There is a growing body of evidence for the ecological benefits of some marine microbial eukaryotic toxins in the form of antipredator or allelopathic impacts (Cembella, 2003; Ianora et al., 2011 and references therein), given the importance of grazing as a selective force in the marine planktonic ecosystem (Smetacek, 2001). While only one or few compounds may be necessary to produce these ecological impacts, the presence of the genetic basis for the production of a vast number of distinctive polyketide compounds within a species may be related to the Screening Hypothesis (Jones et al., 1991; Firn and Jones 2003), based on the principle that ‘potent biological activity is a rare property for any one molecule to possess’ (Jones et al., 1991; Firn and Jones 2003). This would predict that organisms that produce and screen a larger variety of chemical compounds have an increased likelihood of enhanced fitness, as the chance of producing a rare chemical with a useful biological activity will be increased. An example of this may be the production of many different congeners of brevetoxins and ciguatoxins by Karenia brevis and Gambierdiscus spp. respectively (Kalaitzis et al., 2010 and references therein), which differ from one another in biological activity (Chinain et al., 2010). In dinoflagellates the lack of correlation with the species phylogeny (Figure 5), and the large intraspecific diversity in KS domains, suggests that multiple gene duplication events, domain shuffling and losses have occurred. This suggests that relaxed selection pressures have acted on the evolution of these secondary metabolite genes (Kroymann 2011; Weng et al., 2012), which may have been acquired or lost based on the functionality they provided to the organism (Murray et al., 2015).

Ecological experiments have been used to determine the predicted function of some polyketide compounds for the producing marine microbial eukaryotes (Cembella 2003; Ianora et al., 2011 and references therein).
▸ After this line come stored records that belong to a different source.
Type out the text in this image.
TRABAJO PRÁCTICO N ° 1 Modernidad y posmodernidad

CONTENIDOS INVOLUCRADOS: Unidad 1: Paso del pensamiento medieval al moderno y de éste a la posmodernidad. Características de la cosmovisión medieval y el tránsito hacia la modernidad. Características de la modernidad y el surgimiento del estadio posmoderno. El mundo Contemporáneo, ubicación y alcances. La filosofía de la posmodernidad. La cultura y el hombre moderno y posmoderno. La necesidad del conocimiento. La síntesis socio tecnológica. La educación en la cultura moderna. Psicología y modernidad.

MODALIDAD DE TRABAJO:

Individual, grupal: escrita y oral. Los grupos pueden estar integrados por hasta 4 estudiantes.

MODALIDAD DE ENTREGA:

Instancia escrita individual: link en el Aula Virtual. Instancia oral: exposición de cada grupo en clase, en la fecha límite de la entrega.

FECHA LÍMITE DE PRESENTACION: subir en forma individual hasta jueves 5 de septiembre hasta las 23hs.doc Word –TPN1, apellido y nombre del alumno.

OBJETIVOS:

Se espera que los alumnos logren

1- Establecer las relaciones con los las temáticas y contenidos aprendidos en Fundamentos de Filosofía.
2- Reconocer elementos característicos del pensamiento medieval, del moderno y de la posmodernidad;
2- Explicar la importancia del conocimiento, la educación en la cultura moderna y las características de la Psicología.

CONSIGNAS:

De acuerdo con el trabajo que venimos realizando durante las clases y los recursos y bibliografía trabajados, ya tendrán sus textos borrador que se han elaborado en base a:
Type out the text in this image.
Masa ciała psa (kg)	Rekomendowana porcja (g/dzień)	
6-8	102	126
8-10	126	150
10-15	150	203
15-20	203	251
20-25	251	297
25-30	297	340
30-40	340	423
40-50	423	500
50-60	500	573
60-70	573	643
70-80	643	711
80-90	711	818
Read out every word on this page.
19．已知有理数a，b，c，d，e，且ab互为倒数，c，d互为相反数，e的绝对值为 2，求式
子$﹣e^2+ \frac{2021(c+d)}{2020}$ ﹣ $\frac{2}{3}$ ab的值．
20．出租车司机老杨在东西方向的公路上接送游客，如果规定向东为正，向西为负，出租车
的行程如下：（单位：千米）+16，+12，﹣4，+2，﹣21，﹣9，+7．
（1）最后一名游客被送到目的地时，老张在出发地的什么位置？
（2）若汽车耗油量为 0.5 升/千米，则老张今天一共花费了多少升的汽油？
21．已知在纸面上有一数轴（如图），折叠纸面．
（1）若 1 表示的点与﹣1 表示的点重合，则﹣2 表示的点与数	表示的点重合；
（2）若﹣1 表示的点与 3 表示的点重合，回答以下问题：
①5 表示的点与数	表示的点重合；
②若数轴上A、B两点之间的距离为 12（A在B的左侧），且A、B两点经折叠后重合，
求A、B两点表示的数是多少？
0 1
The elucidation of genes involved in polyketide synthesis in these organisms opens up the possibility that these ecological roles can be further investigated by examining factors effecting gene regulation, and by producing genetically transformed knockouts. This information will be crucial in revealing the biochemical and molecular basis of marine microbial eukaryotic community interactions.